Pearl: Personalizing Large Language Model Writing Assistants with Generation-Calibrated Retrievers
Sheshera Mysore, Zhuoran Lu, Mengting Wan, Longqi Yang, Bahareh Sarrafzadeh, Steve Menezes, Tina Baghaee, Emmanuel Barajas Gonzalez, Jennifer Neville, Tara Safavi
TL;DR
Pearl tackles personalization in LLM writing assistants by learning a generation-calibrated retriever that selects a subset of historic user documents to augment prompts. It introduces a training-data selection method based on a differential likelihood from an auxiliary model and a scale-calibrated KL objective to align retriever scores with downstream generation quality. Empirically, Pearl matches or surpasses strong baselines on two social media datasets (WorkSm and AITA), and its retriever scores can function as a performance predictor, enabling selective revision to improve outputs. These results suggest practical gains for personalized writing tools and provide a framework for calibrated retrieval in user-specific generation tasks.
Abstract
Powerful large language models have facilitated the development of writing assistants that promise to significantly improve the quality and efficiency of composition and communication. However, a barrier to effective assistance is the lack of personalization in LLM outputs to the author's communication style, specialized knowledge, and values. In this paper, we address this challenge by proposing Pearl, a LLM writing assistant personalized with a retriever that is trained to be generation-calibrated for personalization. Generation calibration ensures that our retriever selects historic user authored documents to augment an LLM prompt such that they are likely to help an LLM generation better adhere to a users' preferences.
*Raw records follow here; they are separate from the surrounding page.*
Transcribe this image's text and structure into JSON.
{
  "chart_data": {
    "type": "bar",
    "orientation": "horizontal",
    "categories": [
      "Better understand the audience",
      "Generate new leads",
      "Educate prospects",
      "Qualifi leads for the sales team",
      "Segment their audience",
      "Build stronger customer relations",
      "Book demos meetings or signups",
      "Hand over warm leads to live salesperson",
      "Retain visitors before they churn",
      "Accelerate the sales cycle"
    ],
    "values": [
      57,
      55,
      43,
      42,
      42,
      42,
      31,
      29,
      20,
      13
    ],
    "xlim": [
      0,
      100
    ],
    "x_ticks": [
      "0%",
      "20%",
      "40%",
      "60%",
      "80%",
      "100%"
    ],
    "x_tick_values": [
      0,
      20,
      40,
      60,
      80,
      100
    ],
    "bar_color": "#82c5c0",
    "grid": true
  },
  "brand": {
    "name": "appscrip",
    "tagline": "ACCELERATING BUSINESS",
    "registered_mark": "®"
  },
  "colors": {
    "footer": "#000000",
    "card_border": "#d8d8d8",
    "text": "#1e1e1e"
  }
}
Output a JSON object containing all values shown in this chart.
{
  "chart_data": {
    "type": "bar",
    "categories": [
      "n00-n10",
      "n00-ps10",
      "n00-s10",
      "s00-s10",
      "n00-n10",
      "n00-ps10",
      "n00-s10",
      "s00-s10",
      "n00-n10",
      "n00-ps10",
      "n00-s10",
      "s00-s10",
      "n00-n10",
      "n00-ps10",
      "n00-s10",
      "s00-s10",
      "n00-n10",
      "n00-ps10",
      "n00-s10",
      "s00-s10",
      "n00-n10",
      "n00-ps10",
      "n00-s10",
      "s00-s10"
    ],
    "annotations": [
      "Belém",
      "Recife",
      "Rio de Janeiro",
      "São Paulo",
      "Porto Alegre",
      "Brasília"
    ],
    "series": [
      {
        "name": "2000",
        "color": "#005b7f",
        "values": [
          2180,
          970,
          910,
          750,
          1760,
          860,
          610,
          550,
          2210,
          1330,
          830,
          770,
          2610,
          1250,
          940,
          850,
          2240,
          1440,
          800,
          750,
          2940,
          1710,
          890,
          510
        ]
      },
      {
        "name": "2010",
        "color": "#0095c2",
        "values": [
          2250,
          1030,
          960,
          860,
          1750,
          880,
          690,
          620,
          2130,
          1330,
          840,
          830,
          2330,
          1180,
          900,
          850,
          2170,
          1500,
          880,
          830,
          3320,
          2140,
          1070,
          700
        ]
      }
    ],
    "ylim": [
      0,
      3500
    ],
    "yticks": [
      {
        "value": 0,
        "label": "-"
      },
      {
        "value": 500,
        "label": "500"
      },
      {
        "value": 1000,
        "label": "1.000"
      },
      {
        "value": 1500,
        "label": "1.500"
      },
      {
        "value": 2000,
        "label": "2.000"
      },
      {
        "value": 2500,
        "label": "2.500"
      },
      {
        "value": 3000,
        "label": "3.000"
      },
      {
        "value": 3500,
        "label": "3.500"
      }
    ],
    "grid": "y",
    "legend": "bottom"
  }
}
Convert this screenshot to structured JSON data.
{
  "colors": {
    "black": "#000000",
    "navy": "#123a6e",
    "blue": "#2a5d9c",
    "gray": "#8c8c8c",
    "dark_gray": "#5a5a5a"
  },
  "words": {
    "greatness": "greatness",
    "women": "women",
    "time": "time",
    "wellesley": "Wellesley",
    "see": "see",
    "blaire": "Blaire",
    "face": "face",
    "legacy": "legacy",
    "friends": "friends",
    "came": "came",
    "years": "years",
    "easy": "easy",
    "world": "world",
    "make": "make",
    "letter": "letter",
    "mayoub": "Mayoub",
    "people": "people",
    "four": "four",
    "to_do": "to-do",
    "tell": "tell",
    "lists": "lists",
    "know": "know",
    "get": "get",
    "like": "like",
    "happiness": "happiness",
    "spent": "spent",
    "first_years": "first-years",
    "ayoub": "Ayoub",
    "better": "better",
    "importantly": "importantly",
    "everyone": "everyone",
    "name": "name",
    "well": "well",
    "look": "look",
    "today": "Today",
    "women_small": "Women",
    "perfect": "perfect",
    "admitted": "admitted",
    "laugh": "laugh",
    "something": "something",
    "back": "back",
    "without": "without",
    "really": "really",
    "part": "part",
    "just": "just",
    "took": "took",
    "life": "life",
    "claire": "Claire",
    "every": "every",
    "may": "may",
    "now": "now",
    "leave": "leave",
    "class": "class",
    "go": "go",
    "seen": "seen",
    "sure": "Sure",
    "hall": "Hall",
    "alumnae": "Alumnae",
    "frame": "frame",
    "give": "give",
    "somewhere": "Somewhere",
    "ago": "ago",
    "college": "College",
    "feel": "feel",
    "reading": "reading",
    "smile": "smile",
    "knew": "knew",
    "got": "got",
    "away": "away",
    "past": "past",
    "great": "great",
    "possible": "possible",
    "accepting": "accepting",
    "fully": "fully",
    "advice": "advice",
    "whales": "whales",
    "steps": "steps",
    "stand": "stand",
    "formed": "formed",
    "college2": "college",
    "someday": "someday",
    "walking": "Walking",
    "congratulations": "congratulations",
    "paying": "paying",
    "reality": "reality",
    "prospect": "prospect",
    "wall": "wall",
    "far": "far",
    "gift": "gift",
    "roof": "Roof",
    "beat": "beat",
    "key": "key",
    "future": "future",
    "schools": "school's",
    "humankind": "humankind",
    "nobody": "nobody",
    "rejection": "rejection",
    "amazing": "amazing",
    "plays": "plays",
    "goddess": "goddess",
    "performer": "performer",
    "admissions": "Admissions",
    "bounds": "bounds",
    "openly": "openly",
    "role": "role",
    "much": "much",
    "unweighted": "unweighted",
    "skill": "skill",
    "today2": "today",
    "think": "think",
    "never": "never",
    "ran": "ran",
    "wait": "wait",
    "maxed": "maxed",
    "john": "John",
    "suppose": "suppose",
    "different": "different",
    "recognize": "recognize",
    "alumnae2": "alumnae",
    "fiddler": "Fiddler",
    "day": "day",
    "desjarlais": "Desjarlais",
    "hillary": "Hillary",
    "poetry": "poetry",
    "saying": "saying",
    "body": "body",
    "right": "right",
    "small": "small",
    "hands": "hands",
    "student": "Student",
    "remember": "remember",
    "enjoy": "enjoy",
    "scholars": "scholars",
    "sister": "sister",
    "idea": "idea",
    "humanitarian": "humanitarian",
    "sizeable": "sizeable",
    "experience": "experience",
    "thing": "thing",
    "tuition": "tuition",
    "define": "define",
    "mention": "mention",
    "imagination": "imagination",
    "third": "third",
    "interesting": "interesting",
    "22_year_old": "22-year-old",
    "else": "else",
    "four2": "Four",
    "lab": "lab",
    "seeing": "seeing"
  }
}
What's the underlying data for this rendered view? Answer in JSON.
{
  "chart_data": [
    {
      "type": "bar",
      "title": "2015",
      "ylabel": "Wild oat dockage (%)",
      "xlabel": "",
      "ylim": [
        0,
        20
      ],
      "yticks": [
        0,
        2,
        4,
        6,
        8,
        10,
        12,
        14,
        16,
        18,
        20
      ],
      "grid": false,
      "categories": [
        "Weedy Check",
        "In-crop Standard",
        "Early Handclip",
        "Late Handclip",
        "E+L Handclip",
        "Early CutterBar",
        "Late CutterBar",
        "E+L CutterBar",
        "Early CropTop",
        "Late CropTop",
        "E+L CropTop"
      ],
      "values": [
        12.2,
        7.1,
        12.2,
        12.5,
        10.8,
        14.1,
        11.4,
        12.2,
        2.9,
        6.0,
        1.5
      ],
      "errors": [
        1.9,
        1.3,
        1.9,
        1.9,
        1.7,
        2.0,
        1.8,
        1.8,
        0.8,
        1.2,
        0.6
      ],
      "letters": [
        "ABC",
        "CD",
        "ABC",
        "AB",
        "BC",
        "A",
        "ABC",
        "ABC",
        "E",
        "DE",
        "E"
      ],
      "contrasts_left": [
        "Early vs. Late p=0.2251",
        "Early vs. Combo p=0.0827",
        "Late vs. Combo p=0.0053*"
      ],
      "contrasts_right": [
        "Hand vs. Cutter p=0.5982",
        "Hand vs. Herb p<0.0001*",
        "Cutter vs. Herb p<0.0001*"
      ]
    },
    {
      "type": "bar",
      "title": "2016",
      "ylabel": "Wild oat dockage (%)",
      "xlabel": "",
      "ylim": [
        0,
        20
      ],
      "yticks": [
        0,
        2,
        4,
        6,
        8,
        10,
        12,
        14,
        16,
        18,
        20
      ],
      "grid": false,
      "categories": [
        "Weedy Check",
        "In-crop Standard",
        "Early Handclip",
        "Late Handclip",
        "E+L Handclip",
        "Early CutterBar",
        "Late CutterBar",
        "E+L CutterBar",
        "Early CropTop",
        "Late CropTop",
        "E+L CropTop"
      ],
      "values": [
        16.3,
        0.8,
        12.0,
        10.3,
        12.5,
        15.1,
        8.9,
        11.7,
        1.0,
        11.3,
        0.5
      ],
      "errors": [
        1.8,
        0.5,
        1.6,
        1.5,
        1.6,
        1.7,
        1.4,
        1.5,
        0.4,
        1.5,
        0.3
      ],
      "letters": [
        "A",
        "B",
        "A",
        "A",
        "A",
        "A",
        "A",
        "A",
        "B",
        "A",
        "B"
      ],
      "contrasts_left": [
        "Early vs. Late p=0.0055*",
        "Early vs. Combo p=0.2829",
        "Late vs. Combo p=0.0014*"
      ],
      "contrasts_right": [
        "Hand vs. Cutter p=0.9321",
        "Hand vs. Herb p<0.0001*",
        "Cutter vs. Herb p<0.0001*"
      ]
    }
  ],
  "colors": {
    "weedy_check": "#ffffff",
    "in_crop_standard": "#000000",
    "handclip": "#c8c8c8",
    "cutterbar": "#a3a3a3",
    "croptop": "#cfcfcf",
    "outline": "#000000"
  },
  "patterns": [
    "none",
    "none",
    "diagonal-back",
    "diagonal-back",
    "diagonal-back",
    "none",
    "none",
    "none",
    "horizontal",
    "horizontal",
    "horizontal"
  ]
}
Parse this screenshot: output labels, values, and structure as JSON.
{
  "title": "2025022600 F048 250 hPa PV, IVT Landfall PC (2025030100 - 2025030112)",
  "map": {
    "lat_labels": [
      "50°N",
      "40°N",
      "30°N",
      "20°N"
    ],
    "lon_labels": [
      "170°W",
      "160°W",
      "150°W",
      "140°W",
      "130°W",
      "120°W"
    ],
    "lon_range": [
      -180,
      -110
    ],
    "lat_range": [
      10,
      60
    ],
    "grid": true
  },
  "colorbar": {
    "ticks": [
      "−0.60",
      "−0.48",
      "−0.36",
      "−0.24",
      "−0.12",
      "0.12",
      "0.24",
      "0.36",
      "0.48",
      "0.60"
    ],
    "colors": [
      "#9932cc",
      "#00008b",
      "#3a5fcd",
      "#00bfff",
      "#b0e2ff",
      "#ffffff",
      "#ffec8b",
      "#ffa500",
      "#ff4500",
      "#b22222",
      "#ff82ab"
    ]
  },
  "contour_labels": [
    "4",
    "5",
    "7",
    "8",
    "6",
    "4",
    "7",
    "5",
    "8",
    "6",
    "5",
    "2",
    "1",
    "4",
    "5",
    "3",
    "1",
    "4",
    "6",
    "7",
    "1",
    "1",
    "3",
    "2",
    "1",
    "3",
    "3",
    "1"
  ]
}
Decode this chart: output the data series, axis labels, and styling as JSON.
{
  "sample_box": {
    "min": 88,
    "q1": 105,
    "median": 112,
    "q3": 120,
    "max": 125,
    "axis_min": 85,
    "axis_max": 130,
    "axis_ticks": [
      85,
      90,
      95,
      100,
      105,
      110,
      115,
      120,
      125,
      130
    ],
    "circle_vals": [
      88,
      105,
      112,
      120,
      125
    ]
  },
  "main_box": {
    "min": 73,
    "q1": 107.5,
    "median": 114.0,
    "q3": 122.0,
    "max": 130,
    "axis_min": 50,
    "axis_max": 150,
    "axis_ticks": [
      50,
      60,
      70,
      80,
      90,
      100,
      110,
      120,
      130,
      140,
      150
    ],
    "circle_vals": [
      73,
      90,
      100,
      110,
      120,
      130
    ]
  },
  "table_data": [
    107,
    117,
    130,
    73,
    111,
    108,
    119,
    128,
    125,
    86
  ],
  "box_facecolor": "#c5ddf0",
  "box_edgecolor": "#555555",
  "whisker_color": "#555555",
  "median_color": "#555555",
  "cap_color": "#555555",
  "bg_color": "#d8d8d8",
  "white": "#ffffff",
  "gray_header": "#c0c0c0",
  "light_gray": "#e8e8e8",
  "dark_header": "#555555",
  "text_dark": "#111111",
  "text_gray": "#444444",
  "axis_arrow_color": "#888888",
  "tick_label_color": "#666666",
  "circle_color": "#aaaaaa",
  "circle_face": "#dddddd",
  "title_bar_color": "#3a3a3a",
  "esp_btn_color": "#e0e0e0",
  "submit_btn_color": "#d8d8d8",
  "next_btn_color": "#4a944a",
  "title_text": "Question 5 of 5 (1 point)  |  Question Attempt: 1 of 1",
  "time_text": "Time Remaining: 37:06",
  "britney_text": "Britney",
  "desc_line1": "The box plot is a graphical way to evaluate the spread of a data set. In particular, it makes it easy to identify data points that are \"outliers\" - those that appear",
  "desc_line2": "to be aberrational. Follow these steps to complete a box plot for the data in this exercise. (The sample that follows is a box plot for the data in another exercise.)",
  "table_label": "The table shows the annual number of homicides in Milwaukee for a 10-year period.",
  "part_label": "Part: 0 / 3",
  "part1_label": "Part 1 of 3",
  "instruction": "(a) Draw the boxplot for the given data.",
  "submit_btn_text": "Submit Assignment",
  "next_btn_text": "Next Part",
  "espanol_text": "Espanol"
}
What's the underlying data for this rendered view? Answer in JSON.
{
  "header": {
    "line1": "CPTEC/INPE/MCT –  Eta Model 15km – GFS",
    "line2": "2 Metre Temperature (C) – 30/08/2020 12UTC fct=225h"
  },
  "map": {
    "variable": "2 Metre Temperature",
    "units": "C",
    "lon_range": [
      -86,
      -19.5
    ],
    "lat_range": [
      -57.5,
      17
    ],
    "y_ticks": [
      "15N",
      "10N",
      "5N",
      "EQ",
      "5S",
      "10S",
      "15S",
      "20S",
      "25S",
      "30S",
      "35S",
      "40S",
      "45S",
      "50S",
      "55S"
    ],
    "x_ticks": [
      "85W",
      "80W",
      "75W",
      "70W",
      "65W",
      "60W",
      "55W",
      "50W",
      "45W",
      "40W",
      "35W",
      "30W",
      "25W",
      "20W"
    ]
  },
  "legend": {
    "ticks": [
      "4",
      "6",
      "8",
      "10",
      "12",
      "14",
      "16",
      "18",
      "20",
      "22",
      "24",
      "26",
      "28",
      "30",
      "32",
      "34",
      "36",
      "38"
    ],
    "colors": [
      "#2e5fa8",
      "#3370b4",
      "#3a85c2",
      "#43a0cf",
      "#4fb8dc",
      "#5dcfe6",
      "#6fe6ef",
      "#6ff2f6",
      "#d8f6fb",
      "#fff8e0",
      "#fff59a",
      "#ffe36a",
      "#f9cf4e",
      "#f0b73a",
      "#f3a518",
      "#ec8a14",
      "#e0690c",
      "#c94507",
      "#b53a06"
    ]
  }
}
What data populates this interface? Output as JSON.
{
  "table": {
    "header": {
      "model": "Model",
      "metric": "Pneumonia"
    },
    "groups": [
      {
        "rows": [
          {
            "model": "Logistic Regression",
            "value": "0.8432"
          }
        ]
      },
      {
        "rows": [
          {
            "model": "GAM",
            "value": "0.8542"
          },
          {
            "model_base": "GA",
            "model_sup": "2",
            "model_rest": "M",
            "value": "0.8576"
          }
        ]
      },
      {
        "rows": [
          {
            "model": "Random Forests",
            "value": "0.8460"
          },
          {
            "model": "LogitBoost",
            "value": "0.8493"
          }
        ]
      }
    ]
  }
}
We propose two key novelties for training such a retriever: (1) A training data selection method that identifies user requests likely to benefit from personalization and documents that provide that benefit; and (2) A scale-calibrating KL-divergence objective that ensures that our retriever scores remain proportional to the downstream generation quality from using the document for personalized generation. In a series of holistic evaluations, we demonstrate the effectiveness of Pearl in generating long-form texts on multiple social media datasets. Finally, we demonstrate how a generation-calibrated retriever can double as a performance predictor -- detecting low quality retrieval, and improving potentially under-performing outputs via revision with LLMs.